Villazón en ruso
Muy poco antes de presentarse con un recital en el Teatro Real de Madrid, debuta el tenor Rolando Villazón en el papel de Lenski en esta nueva producción londinense de Eugene Onegin. No sólo eso, sino que, si no me equivoco, aborda por vez primera una ópera en ruso, lo que como doble reto no está mal. El mexicano es hoy una voz que arrasa por donde va, que traspasa con facilidad y que se entrega en la expresión. No sé si un poquito más de la cuenta y por eso su Lenski queda más como un neurótico que como un romántico, y su disgusto acaba por parecer, simplemente, un calentón, vamos, un cabreo que le lleva al otro mundo. Su tendencia a sobreactuar choca con la frialdad de la producción de Steven Pimlott pero no afecta a su manera de decir el momento culminante de la ópera, la romanza que precede al duelo y que expone con una brillantez que no oculta la reflexión requerida. Le acompañan en el reparto Amanda Roocroft, muy buena Tatiana, mejor en el final de la ópera que en su inicio; Dmitri Hvorostovski, que es hoy uno de los mejores Onegin posibles, peluca caoba aparte; y Nino Surguladze, que parece haber nacido para cantar Olga.
Eugene Onegin
De Chaikovski. Hvorostovski, Roocroft, Villazón, Surguladze, Howard, Pring, Halfvarson, Gorton, Davies. Coro y Orquesta de la Royal Opera House. Director musical: Philippe Jordan. Director de escena: Steven Pimlott. Royal Opera House. Londres, 16 de marzo.

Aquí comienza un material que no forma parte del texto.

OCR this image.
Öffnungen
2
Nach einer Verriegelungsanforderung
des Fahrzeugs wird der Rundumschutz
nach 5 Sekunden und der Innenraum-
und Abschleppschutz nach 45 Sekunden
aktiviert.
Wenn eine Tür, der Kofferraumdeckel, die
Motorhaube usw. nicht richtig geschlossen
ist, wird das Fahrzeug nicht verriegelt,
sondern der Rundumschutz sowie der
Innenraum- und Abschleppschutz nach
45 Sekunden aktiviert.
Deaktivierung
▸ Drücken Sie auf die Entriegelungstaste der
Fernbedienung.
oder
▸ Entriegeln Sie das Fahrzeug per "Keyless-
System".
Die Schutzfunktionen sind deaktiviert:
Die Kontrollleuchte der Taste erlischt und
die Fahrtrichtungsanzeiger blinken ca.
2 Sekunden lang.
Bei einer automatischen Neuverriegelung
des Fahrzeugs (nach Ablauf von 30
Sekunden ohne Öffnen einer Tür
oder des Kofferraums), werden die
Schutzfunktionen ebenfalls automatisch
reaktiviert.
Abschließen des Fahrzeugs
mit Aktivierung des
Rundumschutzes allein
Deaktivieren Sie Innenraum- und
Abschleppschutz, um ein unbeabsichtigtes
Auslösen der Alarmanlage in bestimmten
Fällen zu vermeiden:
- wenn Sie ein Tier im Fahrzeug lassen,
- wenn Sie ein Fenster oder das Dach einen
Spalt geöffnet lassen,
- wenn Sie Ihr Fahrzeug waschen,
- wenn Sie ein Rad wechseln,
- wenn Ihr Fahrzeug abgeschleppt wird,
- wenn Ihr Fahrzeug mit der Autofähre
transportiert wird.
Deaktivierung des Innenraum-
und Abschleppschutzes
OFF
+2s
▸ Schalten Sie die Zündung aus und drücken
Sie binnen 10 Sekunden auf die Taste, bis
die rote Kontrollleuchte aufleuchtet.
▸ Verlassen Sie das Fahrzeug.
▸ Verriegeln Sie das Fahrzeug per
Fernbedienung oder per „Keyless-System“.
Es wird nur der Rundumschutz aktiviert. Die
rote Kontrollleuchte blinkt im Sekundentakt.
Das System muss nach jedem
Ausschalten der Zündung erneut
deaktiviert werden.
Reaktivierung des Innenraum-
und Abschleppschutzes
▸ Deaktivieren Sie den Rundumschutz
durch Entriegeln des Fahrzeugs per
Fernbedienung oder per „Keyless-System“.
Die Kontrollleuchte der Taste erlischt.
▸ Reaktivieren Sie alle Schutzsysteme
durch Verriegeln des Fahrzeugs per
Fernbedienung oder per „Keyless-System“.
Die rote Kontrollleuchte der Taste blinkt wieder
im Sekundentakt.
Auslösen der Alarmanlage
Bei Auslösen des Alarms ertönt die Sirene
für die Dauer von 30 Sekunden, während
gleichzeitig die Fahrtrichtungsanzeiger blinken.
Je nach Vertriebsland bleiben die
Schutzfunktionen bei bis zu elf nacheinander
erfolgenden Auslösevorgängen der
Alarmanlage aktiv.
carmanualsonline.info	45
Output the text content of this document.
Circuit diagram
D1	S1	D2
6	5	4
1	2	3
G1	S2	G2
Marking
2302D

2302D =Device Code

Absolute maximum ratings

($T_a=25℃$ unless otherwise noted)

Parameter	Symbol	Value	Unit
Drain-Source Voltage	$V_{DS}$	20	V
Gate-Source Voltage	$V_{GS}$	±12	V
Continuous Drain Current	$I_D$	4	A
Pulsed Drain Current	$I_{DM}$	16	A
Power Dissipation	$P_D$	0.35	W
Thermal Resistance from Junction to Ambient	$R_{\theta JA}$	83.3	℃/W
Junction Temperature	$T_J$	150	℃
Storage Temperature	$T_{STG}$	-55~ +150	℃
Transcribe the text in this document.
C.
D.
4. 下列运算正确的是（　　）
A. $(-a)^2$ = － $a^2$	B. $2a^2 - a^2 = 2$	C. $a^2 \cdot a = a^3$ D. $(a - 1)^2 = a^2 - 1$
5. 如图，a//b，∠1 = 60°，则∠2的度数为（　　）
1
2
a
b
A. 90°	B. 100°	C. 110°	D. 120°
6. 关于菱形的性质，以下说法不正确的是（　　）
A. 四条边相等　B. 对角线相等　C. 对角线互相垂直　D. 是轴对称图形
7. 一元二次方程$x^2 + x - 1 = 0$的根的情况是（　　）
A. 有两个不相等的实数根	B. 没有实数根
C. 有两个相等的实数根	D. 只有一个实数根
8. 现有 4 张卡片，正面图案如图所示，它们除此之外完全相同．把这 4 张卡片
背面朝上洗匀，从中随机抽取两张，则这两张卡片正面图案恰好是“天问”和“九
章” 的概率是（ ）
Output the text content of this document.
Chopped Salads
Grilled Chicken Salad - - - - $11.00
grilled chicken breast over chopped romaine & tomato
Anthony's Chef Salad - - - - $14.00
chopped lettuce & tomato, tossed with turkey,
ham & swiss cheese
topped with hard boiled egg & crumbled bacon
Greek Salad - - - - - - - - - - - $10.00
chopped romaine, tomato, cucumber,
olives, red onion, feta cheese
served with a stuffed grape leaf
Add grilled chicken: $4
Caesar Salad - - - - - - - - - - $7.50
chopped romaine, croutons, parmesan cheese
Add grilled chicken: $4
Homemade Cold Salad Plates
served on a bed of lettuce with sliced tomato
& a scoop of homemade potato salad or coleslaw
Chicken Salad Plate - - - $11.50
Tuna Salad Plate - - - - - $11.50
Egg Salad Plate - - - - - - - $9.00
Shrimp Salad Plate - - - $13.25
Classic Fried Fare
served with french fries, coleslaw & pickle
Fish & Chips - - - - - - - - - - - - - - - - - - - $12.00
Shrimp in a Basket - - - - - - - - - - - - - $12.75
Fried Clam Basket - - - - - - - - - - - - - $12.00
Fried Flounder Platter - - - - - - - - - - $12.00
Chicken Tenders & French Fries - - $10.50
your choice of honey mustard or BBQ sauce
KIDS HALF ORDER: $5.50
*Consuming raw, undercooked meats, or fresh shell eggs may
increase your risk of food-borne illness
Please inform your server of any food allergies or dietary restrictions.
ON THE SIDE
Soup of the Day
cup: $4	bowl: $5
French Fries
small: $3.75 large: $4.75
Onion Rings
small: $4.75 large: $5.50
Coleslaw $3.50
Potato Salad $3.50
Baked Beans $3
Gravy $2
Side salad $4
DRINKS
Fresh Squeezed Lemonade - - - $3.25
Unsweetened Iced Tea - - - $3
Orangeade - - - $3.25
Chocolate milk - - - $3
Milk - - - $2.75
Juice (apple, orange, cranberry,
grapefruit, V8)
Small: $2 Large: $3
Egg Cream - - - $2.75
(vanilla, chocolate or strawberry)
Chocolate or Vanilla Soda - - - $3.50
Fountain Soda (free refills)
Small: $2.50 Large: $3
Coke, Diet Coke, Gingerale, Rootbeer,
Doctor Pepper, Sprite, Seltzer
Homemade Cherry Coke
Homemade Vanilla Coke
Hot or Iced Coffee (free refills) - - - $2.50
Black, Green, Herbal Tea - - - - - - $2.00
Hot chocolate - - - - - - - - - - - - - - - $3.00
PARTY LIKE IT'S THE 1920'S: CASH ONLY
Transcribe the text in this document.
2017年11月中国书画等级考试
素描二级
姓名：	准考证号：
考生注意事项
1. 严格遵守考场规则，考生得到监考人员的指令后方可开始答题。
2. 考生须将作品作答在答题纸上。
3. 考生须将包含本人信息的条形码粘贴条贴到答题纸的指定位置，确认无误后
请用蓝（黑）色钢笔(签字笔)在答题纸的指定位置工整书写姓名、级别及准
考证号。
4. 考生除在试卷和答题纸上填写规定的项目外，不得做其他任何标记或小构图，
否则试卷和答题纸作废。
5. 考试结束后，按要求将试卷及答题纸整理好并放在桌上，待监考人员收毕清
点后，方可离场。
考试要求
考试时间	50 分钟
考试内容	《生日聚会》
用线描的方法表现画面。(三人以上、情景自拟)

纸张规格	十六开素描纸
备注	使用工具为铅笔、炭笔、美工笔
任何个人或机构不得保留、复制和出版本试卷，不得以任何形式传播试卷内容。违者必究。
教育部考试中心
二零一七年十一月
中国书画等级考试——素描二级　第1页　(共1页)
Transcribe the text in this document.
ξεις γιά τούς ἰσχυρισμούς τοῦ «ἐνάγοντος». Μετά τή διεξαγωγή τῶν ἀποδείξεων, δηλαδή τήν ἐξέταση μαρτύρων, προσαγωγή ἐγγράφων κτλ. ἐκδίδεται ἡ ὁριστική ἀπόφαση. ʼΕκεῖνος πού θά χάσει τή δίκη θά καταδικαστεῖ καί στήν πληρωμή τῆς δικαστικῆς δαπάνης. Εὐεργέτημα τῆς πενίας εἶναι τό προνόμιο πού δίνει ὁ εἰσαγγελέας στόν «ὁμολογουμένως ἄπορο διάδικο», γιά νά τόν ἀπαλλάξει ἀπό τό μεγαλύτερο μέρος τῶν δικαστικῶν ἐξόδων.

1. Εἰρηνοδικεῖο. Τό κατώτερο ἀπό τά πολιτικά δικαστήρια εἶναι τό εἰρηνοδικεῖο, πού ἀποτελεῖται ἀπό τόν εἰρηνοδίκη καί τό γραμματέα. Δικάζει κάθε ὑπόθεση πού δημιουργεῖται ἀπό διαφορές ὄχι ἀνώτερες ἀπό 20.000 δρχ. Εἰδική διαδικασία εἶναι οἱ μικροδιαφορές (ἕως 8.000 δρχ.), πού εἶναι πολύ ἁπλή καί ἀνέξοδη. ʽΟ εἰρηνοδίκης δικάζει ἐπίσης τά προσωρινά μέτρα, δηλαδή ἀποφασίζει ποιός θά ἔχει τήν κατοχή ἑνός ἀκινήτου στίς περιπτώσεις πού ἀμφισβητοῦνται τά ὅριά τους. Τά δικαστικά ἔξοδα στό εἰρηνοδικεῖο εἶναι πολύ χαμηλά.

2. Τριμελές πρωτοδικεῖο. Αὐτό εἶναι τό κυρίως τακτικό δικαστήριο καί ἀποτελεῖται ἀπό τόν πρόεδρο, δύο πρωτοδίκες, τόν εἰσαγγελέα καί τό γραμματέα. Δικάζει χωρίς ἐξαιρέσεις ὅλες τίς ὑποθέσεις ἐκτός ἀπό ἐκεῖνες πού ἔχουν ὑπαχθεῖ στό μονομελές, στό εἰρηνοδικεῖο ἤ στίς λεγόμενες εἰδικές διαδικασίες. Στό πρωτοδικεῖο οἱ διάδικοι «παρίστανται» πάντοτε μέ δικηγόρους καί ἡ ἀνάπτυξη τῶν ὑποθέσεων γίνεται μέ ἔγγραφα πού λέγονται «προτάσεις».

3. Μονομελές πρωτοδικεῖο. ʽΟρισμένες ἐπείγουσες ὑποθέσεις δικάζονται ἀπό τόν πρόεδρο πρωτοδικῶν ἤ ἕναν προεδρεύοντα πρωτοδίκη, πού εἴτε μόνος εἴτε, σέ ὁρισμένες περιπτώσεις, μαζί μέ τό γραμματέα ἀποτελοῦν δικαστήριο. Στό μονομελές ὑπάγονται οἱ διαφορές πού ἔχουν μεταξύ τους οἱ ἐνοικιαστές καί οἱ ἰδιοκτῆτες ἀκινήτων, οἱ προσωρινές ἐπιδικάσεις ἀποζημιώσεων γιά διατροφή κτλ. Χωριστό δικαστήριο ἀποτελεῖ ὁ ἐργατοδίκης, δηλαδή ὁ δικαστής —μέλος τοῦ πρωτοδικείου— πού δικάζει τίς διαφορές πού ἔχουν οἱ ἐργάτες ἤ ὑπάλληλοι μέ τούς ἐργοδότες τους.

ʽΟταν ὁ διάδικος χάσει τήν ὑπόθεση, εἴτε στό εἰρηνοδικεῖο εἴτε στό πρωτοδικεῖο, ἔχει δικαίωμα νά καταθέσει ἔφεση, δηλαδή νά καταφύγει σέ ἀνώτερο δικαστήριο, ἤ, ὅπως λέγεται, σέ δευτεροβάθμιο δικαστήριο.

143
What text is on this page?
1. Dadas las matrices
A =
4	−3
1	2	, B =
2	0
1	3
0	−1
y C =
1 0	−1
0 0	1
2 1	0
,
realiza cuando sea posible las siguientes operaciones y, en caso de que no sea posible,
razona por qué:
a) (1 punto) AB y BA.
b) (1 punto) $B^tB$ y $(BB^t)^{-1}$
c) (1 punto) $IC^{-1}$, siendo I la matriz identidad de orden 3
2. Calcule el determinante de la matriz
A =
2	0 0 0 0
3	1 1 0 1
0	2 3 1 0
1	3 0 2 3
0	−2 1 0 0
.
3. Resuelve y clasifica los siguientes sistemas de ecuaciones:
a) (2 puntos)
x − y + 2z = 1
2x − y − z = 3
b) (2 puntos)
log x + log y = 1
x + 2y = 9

La producción de Pimlott anula casi cualquier posibilidad de emoción sin añadir, por otro lado -hubiera dado más de sentido a su propuesta-, la pizca de sarcasmo que le puso Pushkin a su novela en verso. Mezcla las apelaciones a la condición homosexual de Chaikovski -esa innecesaria manía pedagógica- con composiciones calcadas de la pintura rusa que se puede ver en la Tretiakov, minimaliza los ambientes y mueve los coros con poquita gracia. La fiesta es tirando a triste -y más rural que glamourosa- y los campesinos más que volver de la faena parece que se van de vacaciones.
La responsabilidad de todo le cae, pues, a Philippe Jordan, que aprovecha bien el cúmulo de bellezas que atesora la partitura chaikovskiana. El joven director suizo opta por una lectura muy intimista y analítica, de tempi demorados y pausas llenas de sentido.